3674 – Os 6 Mitos dos Games


Videogame é para criança
Isso poderia até ser verdade na época do Atari. Acontece que as crianças daquela época cresceram. Hoje estão na faixa dos 30 anos, mas não perderam o hábito de jogar. “É difícil o dia em que eu não jogo pelo menos uma partidinha de Fifa”, confirma Rodrigo Mourato, 29 anos, engenheiro civil. Nos EUA, segundo dados da ESA (Entertainment Software Association), 62% dos jogadores de console e 66% dos jogadores de pc têm mais de 18 anos.
Videogame incita a violência
“Agressão simulada é totalmente diferente de uma agressão real”, afirma o psicólogo Jeffrey Goldstein, da Universidade de Utrecht (Holanda), no artigo Does Playing Videogames Cause Agressive Behavior? (“Jogar Videogames Causa Comportamento Violento?”). Não dá sequer para afirmar que a indústria de games se apóia na violência. Dos jogos lançados nos EUA em 2004, 53% foram classificados como E (Everyone – para todos), 30% são T (Teen – adolescente), e só 16% ganharam a tarja M (Mature – adulto).
Garotas não jogam games
O mercado de games era, até uma década atrás, dominado pelos homens. Mas as coisas estão mudando. Atualmente, nos EUA, segundo a ESA, 43% dos jogadores são mulheres. The Sims, uma espécie de “jogo de brincar de casinha” – e um dos prediletos das mulheres – é o game mais bem-sucedido de todos os tempos, com 58 milhões de unidades vendidas no mundo, 50% delas para mulheres. “Garotas são o maior mercado potencial a ser explorado”, afirma Ivan Kako, gerente de comunicação da EA Brasil.
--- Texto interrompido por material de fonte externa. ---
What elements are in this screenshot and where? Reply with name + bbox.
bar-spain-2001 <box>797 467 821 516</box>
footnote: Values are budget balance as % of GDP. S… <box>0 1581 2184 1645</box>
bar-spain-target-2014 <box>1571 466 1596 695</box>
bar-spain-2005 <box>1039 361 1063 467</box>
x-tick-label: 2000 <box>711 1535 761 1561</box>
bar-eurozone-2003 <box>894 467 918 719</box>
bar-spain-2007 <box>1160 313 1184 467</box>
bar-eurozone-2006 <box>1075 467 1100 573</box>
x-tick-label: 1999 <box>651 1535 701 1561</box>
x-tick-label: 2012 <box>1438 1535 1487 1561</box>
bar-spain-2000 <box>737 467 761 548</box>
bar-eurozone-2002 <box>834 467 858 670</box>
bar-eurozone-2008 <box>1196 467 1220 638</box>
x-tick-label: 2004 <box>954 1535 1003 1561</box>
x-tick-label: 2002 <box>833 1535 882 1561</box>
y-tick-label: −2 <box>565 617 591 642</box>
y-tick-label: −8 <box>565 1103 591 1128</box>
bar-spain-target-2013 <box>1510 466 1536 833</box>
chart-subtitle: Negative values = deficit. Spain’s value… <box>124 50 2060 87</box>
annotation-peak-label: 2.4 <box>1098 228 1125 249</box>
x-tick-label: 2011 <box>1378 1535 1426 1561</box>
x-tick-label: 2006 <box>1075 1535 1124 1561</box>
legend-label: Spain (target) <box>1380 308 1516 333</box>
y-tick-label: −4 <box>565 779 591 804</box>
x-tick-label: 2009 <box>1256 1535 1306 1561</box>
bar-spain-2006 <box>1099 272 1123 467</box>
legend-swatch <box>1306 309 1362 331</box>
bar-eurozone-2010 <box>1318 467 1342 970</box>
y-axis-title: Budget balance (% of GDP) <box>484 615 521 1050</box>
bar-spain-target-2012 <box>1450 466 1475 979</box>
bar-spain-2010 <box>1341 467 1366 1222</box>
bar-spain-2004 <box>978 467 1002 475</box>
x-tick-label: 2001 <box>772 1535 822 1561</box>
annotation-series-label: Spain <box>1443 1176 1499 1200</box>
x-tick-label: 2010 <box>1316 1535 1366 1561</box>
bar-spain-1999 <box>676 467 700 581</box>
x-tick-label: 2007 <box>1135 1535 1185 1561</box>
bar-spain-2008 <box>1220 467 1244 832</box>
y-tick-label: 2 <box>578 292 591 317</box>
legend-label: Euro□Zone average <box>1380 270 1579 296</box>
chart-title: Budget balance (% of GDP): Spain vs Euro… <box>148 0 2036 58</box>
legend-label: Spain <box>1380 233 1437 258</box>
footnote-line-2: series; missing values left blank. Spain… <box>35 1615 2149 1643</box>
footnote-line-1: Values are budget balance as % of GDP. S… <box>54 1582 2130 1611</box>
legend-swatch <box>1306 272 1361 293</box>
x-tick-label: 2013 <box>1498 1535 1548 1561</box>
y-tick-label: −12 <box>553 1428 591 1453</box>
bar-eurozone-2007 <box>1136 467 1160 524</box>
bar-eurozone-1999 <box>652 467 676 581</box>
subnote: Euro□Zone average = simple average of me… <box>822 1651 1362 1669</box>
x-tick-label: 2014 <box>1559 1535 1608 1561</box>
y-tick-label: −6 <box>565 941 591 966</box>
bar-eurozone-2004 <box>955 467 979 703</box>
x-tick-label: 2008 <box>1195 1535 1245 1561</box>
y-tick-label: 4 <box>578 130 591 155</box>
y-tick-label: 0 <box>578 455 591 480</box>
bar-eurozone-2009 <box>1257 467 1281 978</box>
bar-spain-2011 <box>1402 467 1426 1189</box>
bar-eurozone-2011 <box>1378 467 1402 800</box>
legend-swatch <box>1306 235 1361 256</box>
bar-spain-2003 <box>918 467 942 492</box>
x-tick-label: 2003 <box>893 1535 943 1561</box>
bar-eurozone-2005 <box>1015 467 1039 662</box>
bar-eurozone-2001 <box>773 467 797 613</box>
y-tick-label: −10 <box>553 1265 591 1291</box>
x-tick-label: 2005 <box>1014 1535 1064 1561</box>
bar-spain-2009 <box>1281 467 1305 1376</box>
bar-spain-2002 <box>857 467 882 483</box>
Videogames são lixo cultural
“Games são um bem cultural tão valioso quanto o cinema ou os quadrinhos”, afirma Fabiano Denardin, da Panini, editora que publica as HQs da Marvel no país. “Existem jogos com roteiros e diálogos maravilhosos ou com ilustrações belíssimas.” Na verdade, para Will Wright, criador do jogo The Sims, games são obras de ficção inovadoras porque, diferentemente de leitores ou cinéfilos, os jogadores interferem no enredo e sentem com mais intensidade emoções como culpa ou frustração.
Game destrói a vida social
Com a popularização da internet e do jogo online, o que sempre foi um mito virou uma lorota ainda mais difícil de sustentar. “Eu tenho grandes amigos que conheci jogando Star Wars Galaxies”, afirma Lia Carrari, 23 anos, sobre o mundo virtual que freqüenta. “Acompanho a evolução dos meus amigos no jogo, viro amiga dos amigos deles, participo de festas virtuais.” Se ela se sente isolada? Claro que não. O namorado, diga-se de passagem, ela arrumou perambulando pelo mundo. Não este, claro. Aquele, o outro mundo.
Jogadores vivem na fantasia
Realmente, existe algo de mágico nos games. É consenso entre os teóricos que estudam os jogos que o ato de jogar cria “um mundo à parte”, “um círculo mágico” mental. Mas isso não significa que as pessoas percam a noção de realidade. “Isso é um absurdo. Jogar de modo algum implica loucura. Muito pelo contrário. O jogo é lúdico, alimenta nossa criança interior. A capacidade de entregar-se em um jogo é sinal de saúde e não de insanidade”, afirma a psicóloga Amélia Kassis.